This comforting vegan bolognese has some extra poppin’ flavor, starring tahini as a secret ingredient. Perfect for a weeknight dinner!

There are multiple protein options for this recipe: tempeh, tofu, or prepared vegan meatballs. The flavor and texture will vary slightly depending on what you use, but the final result is guaranteed to be delicious!

I love using fresh ripe tomatoes in my recipes, but you also can’t go wrong with the canned variety. Usually, I find fresh tomatoes to be less concentrated, so I call for a larger quantity (weight) of fresh than canned — e.g. 600 grams fresh tomatoes in lieu of 400 grams canned tomatoes. If you love a tomato-y sauce, feel free to add more!

I highly recommend investing a good-quality runny tahini for recipes such as this one.

Lastly, to those who have never tried combining tomatoes and tahini in a dish, I just want to say: you’re missing out, fam. (jk but also not jk. but seriously, this combo is a match made in heaven.)

Looking for more recipes with tomatoes and tahini? Here are a few:

  • Creamy tahini bean stew
  • Creamy tomato tahini pasta
  • Creamy tomato tahini lentil soup

vegan tempeh bolognese

Vegan bolognese with tahini (GF option, one-pot)

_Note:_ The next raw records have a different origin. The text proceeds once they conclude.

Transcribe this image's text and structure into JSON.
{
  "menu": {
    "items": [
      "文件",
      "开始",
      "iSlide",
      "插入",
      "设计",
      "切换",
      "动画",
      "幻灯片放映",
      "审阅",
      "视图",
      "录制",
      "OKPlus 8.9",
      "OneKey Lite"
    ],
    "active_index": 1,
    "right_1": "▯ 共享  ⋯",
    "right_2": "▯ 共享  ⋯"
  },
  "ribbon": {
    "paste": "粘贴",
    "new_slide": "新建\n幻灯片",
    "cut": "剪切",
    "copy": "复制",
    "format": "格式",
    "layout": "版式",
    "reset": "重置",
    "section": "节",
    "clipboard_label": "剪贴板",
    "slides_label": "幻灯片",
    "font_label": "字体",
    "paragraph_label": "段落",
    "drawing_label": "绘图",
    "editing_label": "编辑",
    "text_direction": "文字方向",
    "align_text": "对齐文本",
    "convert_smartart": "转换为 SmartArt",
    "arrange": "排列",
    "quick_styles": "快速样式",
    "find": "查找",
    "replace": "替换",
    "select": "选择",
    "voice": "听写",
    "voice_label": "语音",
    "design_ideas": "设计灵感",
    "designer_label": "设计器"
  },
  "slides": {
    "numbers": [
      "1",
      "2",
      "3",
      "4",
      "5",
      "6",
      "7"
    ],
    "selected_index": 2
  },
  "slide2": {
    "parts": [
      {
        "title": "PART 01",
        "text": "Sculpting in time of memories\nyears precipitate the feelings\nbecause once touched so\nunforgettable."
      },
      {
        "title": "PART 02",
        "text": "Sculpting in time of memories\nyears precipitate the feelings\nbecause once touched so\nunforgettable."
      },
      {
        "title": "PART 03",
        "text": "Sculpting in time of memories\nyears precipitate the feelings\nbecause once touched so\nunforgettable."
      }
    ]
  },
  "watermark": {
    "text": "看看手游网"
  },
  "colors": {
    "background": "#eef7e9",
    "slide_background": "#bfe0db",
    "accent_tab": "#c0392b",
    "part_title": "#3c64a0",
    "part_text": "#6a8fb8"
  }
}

This comforting vegan bolognese has some extra poppin' flavor, starring tahini as a secret ingredient. Perfect for a weeknight dinner!
PRINT RECIPE PIN RECIPE
Prep Time 10 mins
Cook Time 20 mins
Course Main Dish
Servings 3 servings

Ingredients
  

  • 8 oz dry pasta of choice | 225g; use GF if needed
  • 1 large onion | 250g; diced
  • 3 cloves garlic | minced
  • 1 tsp dried oregano
  • 1 tsp dried thyme
  • 1 tsp dried basil
  • 1/2 tsp ground sage
  • 1/2 tsp red chili flakes
  • 1/2 tsp black pepper
  • 1 tsp sea salt
  • 2 large carrots | 250g; minced
  • 3 stalks celery | 250g; minced
  • 8 oz tempeh | 225g*; crumbled
  • 3 large ripe tomatoes | 600g (or one 14-oz can); crushed
  • 3 tbsp nutritional yeast | 20g
  • 3 tbsp tahini | 48g

Instructions

  • In a skillet, heat some oil and sauté the onion for 5 minutes. Stir in garlic, spices, carrots, and celery, and tempeh.
  • Fry for 5 more minutes, or until the mixture is fragrant. Add in tomatoes and bring to a boil over high heat.
  • Cover the skillet and simmer on low heat for 15 minutes, stirring occasionally. 
  • Meanwhile, cook the pasta according to package directions; drain and set aside. 
  • Once the sauce mixture has thickened, stir in nutritional yeast and tahini, then taste and season with more spices, if desired.
  • Serve with cooked pasta and enjoy!

Notes

*Instead of tempeh, you may also use: 12-15 oz extra-firm tofu (crumbled), OR 1 cup dry TVP cooked with 1 cup water, OR 8 oz vegan meatballs (crumbled).
Keyword Main dish, Pasta, Tofu & tempeh

Filed Under: Gluten-free, Mains, Pasta & noodles, Vegan

Previous Post: « Best-ever white bean curry soup (vegan, GF, one-pot)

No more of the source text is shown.